Sablon Digital Risqiprint Sidomulyo Jabung Terima CSR Alat Usaha Rp82 Juta

  • 13 Jun 2026 13:16 WIB
  •  Malang

RRI.CO.ID, Malang - Kelompok Usaha Bersama (KUBE) Sablon Digital Risqiprint Desa Sidomulyo, Kecamatan Jabung, Kabupaten Malang menerima bantuan peralatan.

Alat usaha senilai Rp82 juta berasal dari Program Tanggung Jawab Sosial dan Lingkungan (TJSL) BRI Peduli, BRI Region 13 Malang.

Bantuan yang diberikan terdiri dari mesin dusting manual, mesin press sablon kaos, printer Direct Transfer Film (DTF), kompresor udara, serta personal computer (PC) yang akan digunakan untuk menunjang kegiatan produksi dan pengembangan usaha KUBE Risqiprint.
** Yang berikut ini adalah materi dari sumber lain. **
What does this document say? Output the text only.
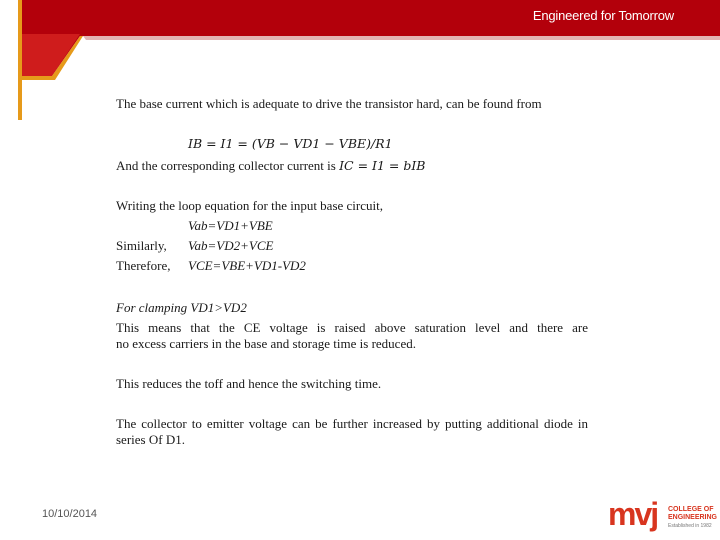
Engineered for Tomorrow
The base current which is adequate to drive the transistor hard, can be found from
IB = I1 = (VB − VD1 − VBE)/R1
And the corresponding collector current is IC = I1 = bIB
Writing the loop equation for the input base circuit,
Vab=VD1+VBE
Similarly, Vab=VD2+VCE
Therefore, VCE=VBE+VD1-VD2
For clamping VD1>VD2
This means that the CE voltage is raised above saturation level and there are
no excess carriers in the base and storage time is reduced.
This reduces the toff and hence the switching time.
The collector to emitter voltage can be further increased by putting additional diode in
series Of D1.
10/10/2014	mvj COLLEGE OF
ENGINEERING
Established in 1982
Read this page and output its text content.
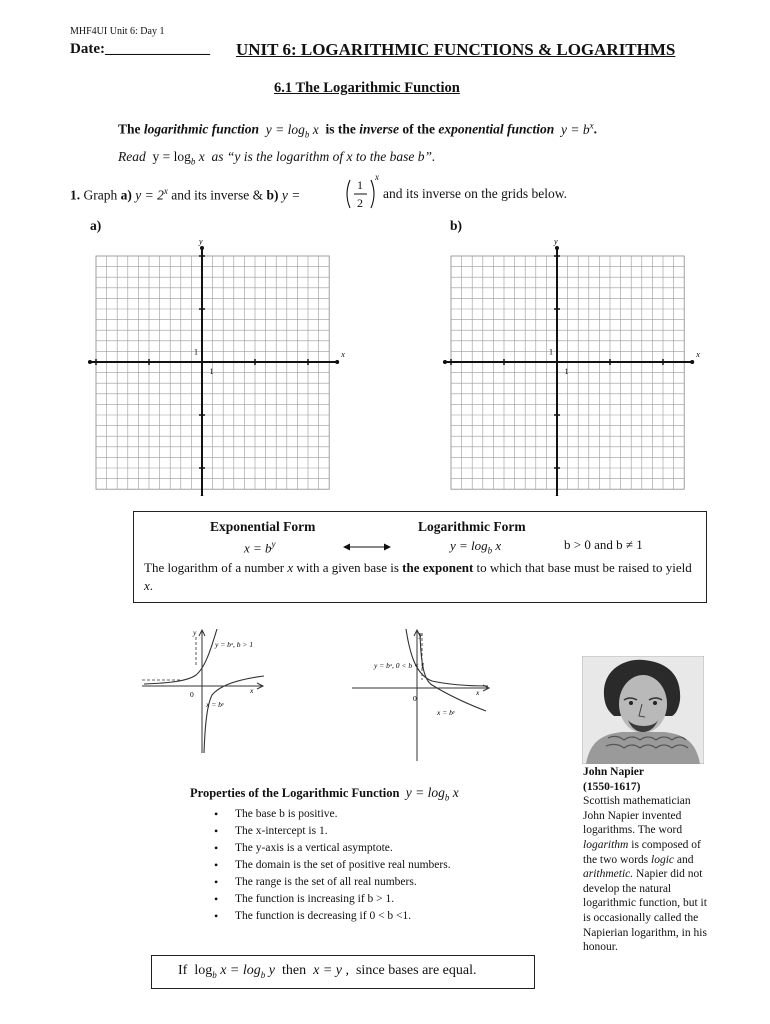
MHF4UI Unit 6: Day 1
Date:______________ UNIT 6: LOGARITHMIC FUNCTIONS & LOGARITHMS
6.1 The Logarithmic Function
The logarithmic function $y = \log_b x$ is the inverse of the exponential function $y = b^x$.
Read $y = \log_b x$ as “y is the logarithm of x to the base b”.
1. Graph a) $y = 2^x$ and its inverse & b) y =
1
2
x
and its inverse on the grids below.
a)	b)
x
y
1
1	x
y
1
1
Exponential Form
$x = b^y$
Logarithmic Form
$y = \log_b x$	b > 0 and b ≠ 1
The logarithm of a number x with a given base is the exponent to which that base must be raised to yield x.
y = bˣ, b > 1
x = bʸ
0	x
y
y = bˣ, 0 < b < 1
x = bʸ
0
x
y
John Napier
(1550-1617)
Scottish mathematician John Napier invented logarithms. The word logarithm is composed of the two words logic and arithmetic. Napier did not develop the natural logarithmic function, but it is occasionally called the Napierian logarithm, in his honour.
Properties of the Logarithmic Function $y = \log_b x$
• The base b is positive.
• The x-intercept is 1.
• The y-axis is a vertical asymptote.
• The domain is the set of positive real numbers.
• The range is the set of all real numbers.
• The function is increasing if b > 1.
• The function is decreasing if 0 < b <1.
If $\log_b x = \log_b y$ then x = y , since bases are equal.
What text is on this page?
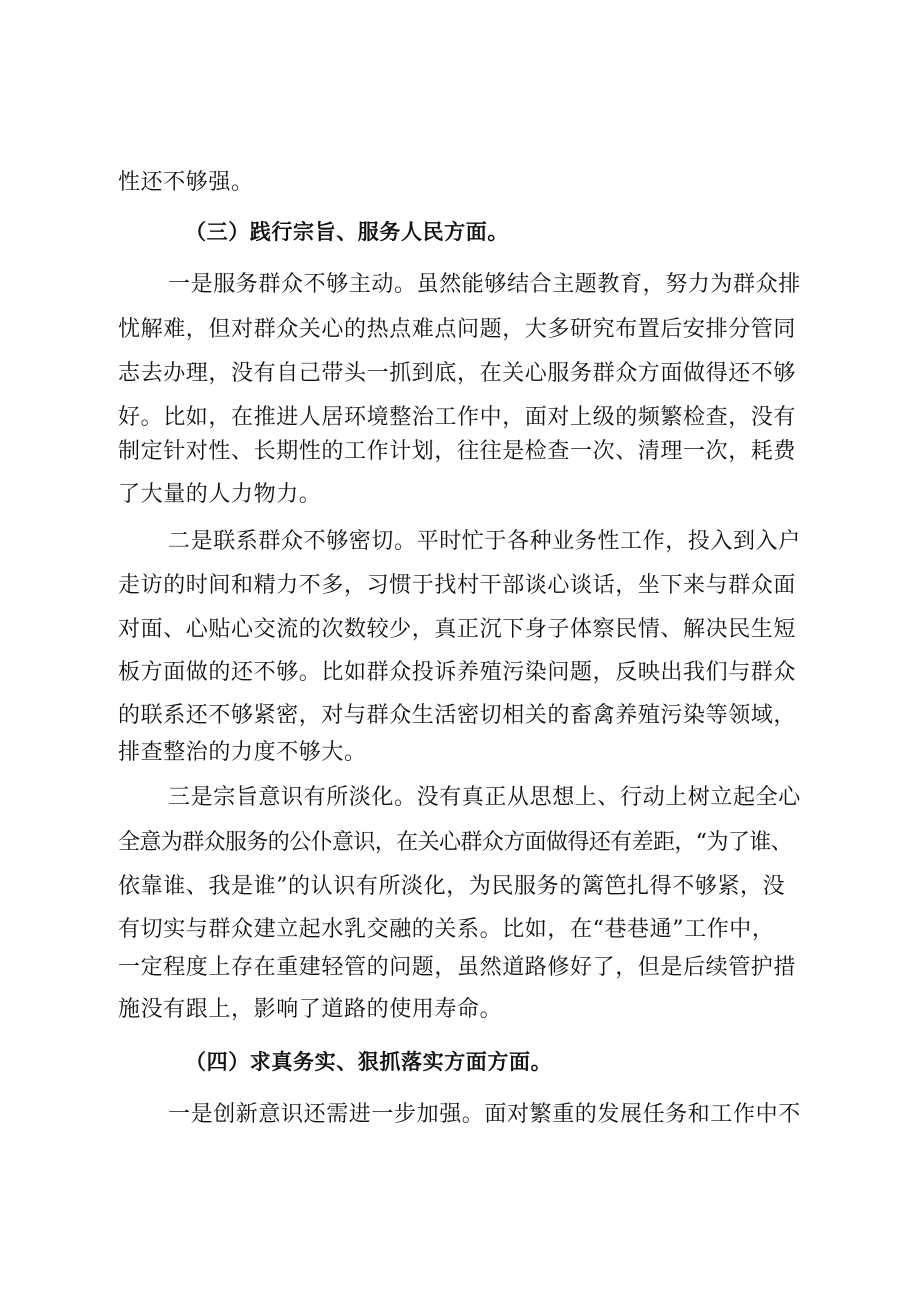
性还不够强。
（三）践行宗旨、服务人民方面。
一是服务群众不够主动。虽然能够结合主题教育，努力为群众排
忧解难，但对群众关心的热点难点问题，大多研究布置后安排分管同
志去办理，没有自己带头一抓到底，在关心服务群众方面做得还不够
好。比如，在推进人居环境整治工作中，面对上级的频繁检查，没有
制定针对性、长期性的工作计划，往往是检查一次、清理一次，耗费
了大量的人力物力。
二是联系群众不够密切。平时忙于各种业务性工作，投入到入户
走访的时间和精力不多，习惯于找村干部谈心谈话，坐下来与群众面
对面、心贴心交流的次数较少，真正沉下身子体察民情、解决民生短
板方面做的还不够。比如群众投诉养殖污染问题，反映出我们与群众
的联系还不够紧密，对与群众生活密切相关的畜禽养殖污染等领域，
排查整治的力度不够大。
三是宗旨意识有所淡化。没有真正从思想上、行动上树立起全心
全意为群众服务的公仆意识，在关心群众方面做得还有差距，“为了谁、
依靠谁、我是谁”的认识有所淡化，为民服务的篱笆扎得不够紧，没
有切实与群众建立起水乳交融的关系。比如，在“巷巷通”工作中，
一定程度上存在重建轻管的问题，虽然道路修好了，但是后续管护措
施没有跟上，影响了道路的使用寿命。
（四）求真务实、狠抓落实方面方面。
一是创新意识还需进一步加强。面对繁重的发展任务和工作中不
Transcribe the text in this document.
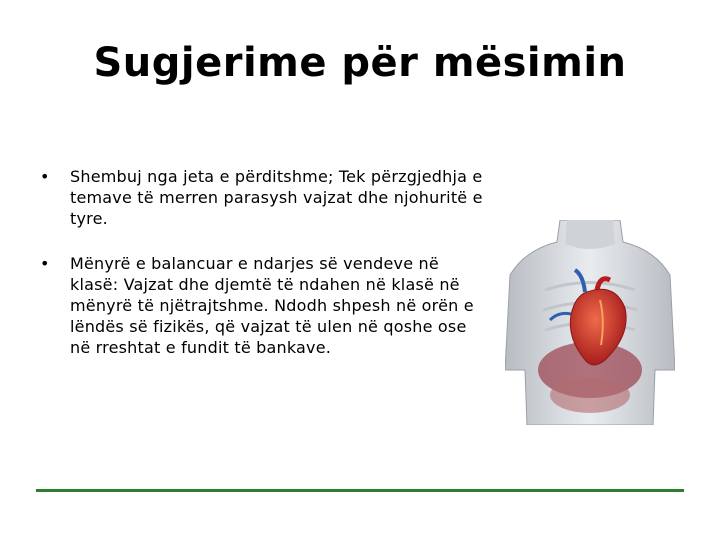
Sugjerime për mësimin
•	Shembuj nga jeta e përditshme; Tek përzgjedhja e temave të merren parasysh vajzat dhe njohuritë e tyre.
•	Mënyrë e balancuar e ndarjes së vendeve në klasë: Vajzat dhe djemtë të ndahen në klasë në mënyrë të njëtrajtshme. Ndodh shpesh në orën e lëndës së fizikës, që vajzat të ulen në qoshe ose në rreshtat e fundit të bankave.
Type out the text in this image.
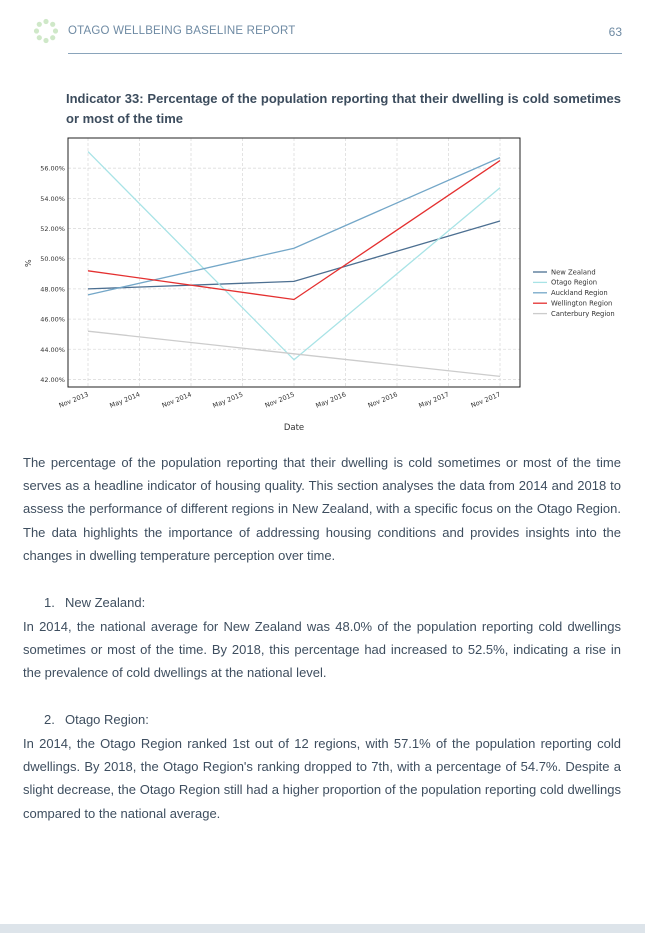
OTAGO WELLBEING BASELINE REPORT	63
Indicator 33: Percentage of the population reporting that their dwelling is cold sometimes or most of the time
42.00%
44.00%
46.00%
48.00%
50.00%
52.00%
54.00%
56.00%
Nov 2013	May 2014	Nov 2014	May 2015	Nov 2015	May 2016	Nov 2016	May 2017	Nov 2017
%
Date
New Zealand
Otago Region
Auckland Region
Wellington Region
Canterbury Region
The percentage of the population reporting that their dwelling is cold sometimes or most of the time serves as a headline indicator of housing quality. This section analyses the data from 2014 and 2018 to assess the performance of different regions in New Zealand, with a specific focus on the Otago Region. The data highlights the importance of addressing housing conditions and provides insights into the changes in dwelling temperature perception over time.
1. New Zealand:
In 2014, the national average for New Zealand was 48.0% of the population reporting cold dwellings sometimes or most of the time. By 2018, this percentage had increased to 52.5%, indicating a rise in the prevalence of cold dwellings at the national level.
2. Otago Region:
In 2014, the Otago Region ranked 1st out of 12 regions, with 57.1% of the population reporting cold dwellings. By 2018, the Otago Region's ranking dropped to 7th, with a percentage of 54.7%. Despite a slight decrease, the Otago Region still had a higher proportion of the population reporting cold dwellings compared to the national average.
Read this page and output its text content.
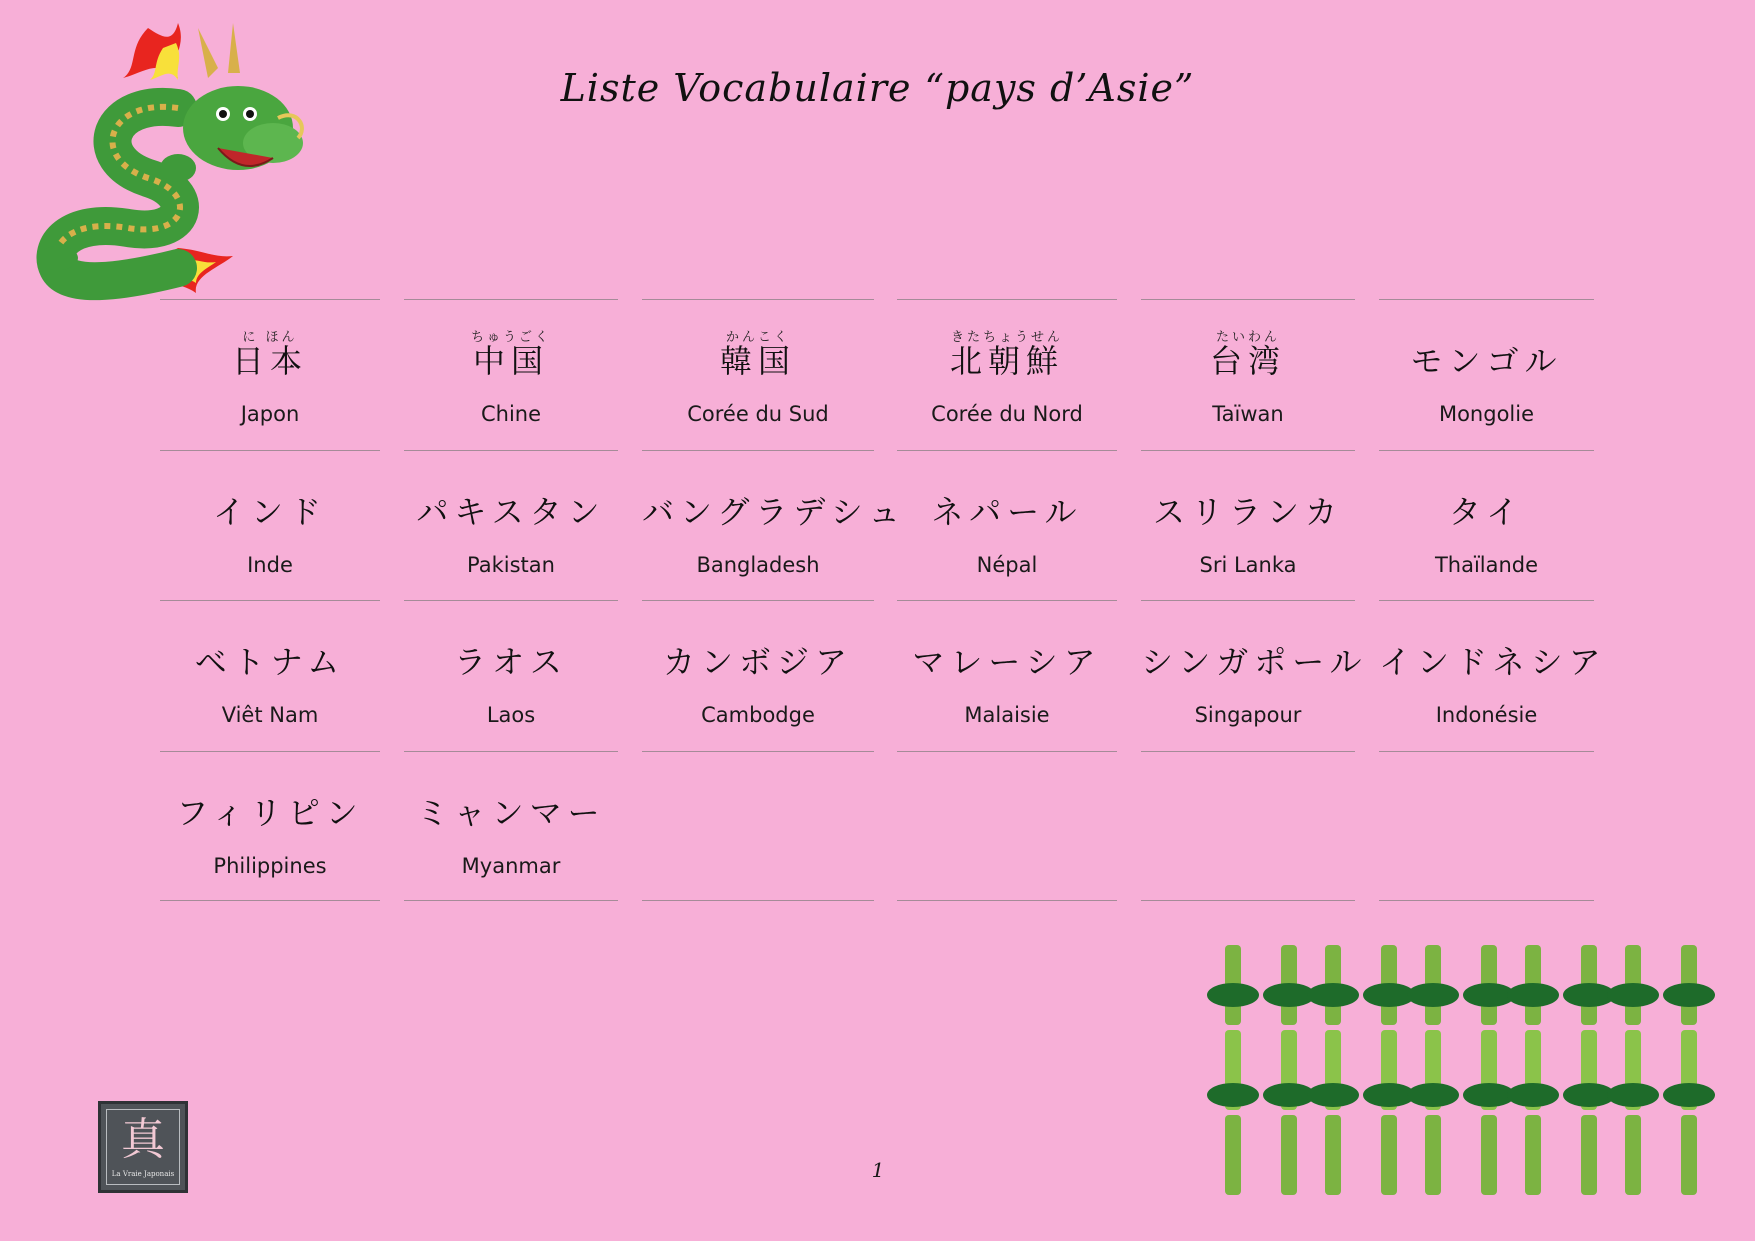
Liste Vocabulaire “pays d’Asie”
に ほん
日本
Japon
ちゅうごく
中国
Chine
かんこく
韓国
Corée du Sud
きたちょうせん
北朝鮮
Corée du Nord
たいわん
台湾
Taïwan
モンゴル
Mongolie
インド
Inde
パキスタン
Pakistan
バングラデシュ
Bangladesh
ネパール
Népal
スリランカ
Sri Lanka
タイ
Thaïlande
ベトナム
Viêt Nam
ラオス
Laos
カンボジア
Cambodge
マレーシア
Malaisie
シンガポール
Singapour
インドネシア
Indonésie
フィリピン
Philippines
ミャンマー
Myanmar
真
La Vraie Japonais	1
KUBE Sablon Digital Risqiprint yang beranggotakan sekitar 20 orang tidak hanya bergerak di bidang jasa sablon dan digital printing untuk memenuhi kebutuhan pelanggan.

Usaha ini juga memiliki peran sosial sebagai wadah pengembangan keterampilan bagi generasi muda.

Ketua KUBE Sablon Digital Risqiprint, Muhammad Budi Utomo, menyampaikan apresiasi atas dukungan yang diberikan oleh BRI Peduli.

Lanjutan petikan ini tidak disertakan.